Ron Giii

The Green Cat

January 17 - February 15, 2014

The Green Cat
African Woman
The Body Children
The Green Cat
The Green Cat
The Green Cat

The Green Cat

The Green Cat, 2013
sepia ink on buff paper
11 x 8 inches

Paul Petro Contemporary Art is pleased to present The Green Cat, an exhibition of new drawings by Ron Giii. With a drawing practice dating back to the early 1980's (and a performance practice that has been ongoing since the early 1970's) Giii is well known for his drawings of solitary figures. In the latest work Giii's drawing practice takes an important turn as the single figure is joined with a second. The exhibition includes the transition of the last single figures with the latest of the paired figures.

Like the earlier work, each drawing is electric and just-barely-there, as though a tenuous alliance had been struck between matter and energy. The sense of suspension and containment in the drawings emerges from Giii’s fascination with the arena of quantum physics, and in particular the following 1935 thought experiment proposed by Erwin Schrödinger, that illustrates a paradox around the act of observation as the instant where possibility and reality collapse into a single gesture:

Schrödinger’s Cat

Imagine a cat confined to a box containing a bottle of poisonous gas which will break, killing the cat, if and only if a device connected to it registers the radioactive decay of a radium atom.
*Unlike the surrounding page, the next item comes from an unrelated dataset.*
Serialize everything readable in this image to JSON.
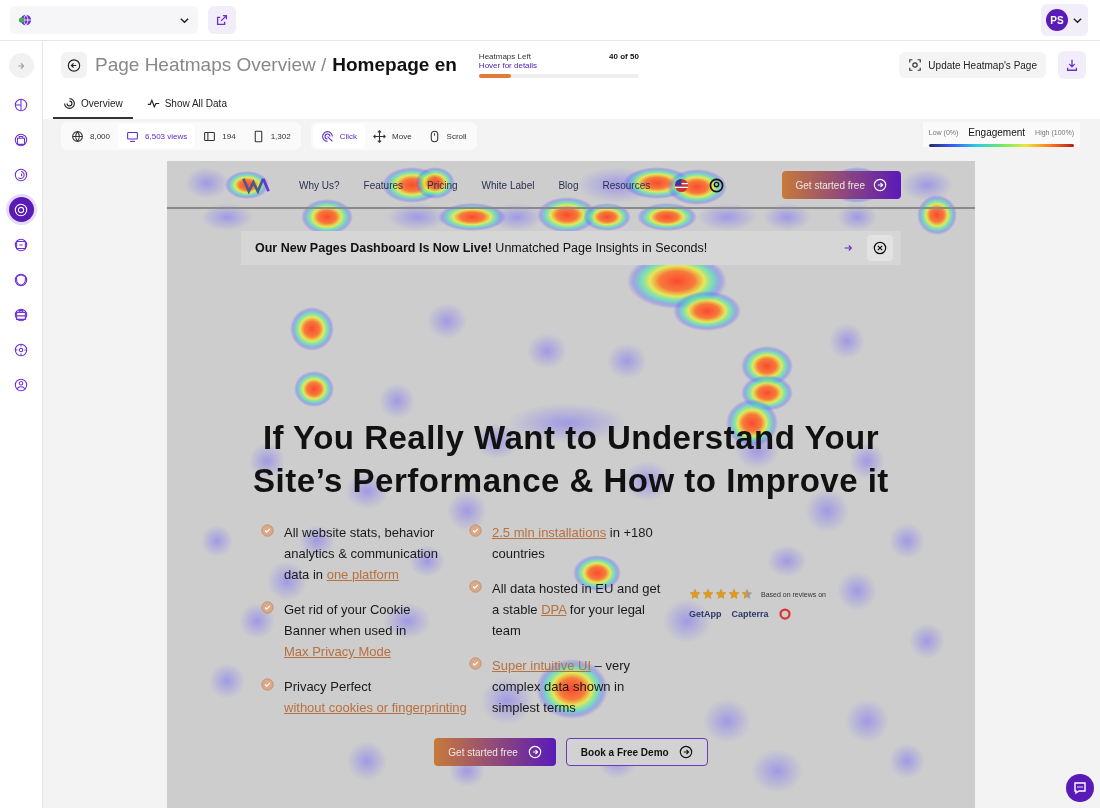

If the atom, device, and cat together constitute a quantum system, then it seems that this system will exist in a superposition of states unless and until an observer tries to determine which state it is in, by seeing whether or not the cat is dead. But this implies that in the absence of such an observation the cat is neither determinately dead nor determinately alive, which seems absurd.

—Erwin Schrödinger (1887-1961)

Ron Gillespie (born 1944, New Westminster, BC) received his earliest training in art in 1962-64 at H.S.C. Prince of Wales College, Nairobi, East Africa. He graduated from the Ontario College of Art in 1975. Philosophy, geometry and the anti-modern figure prominently in the work with influences including Artaud, Darwin, Hegel and Spinoza. His work was the subject of a touring survey exhibition, Hegel's Salt Man, with catalogue, curated by Rosemary Heather and organized by the Doris McCarthy Gallery, University of Toronto, Scarborough. His work is held in public collections across Canada, including the National Gallery of Canada, Art Gallery of Ontario and the Agnes Etherington Art Centre, Kingston, Ontario.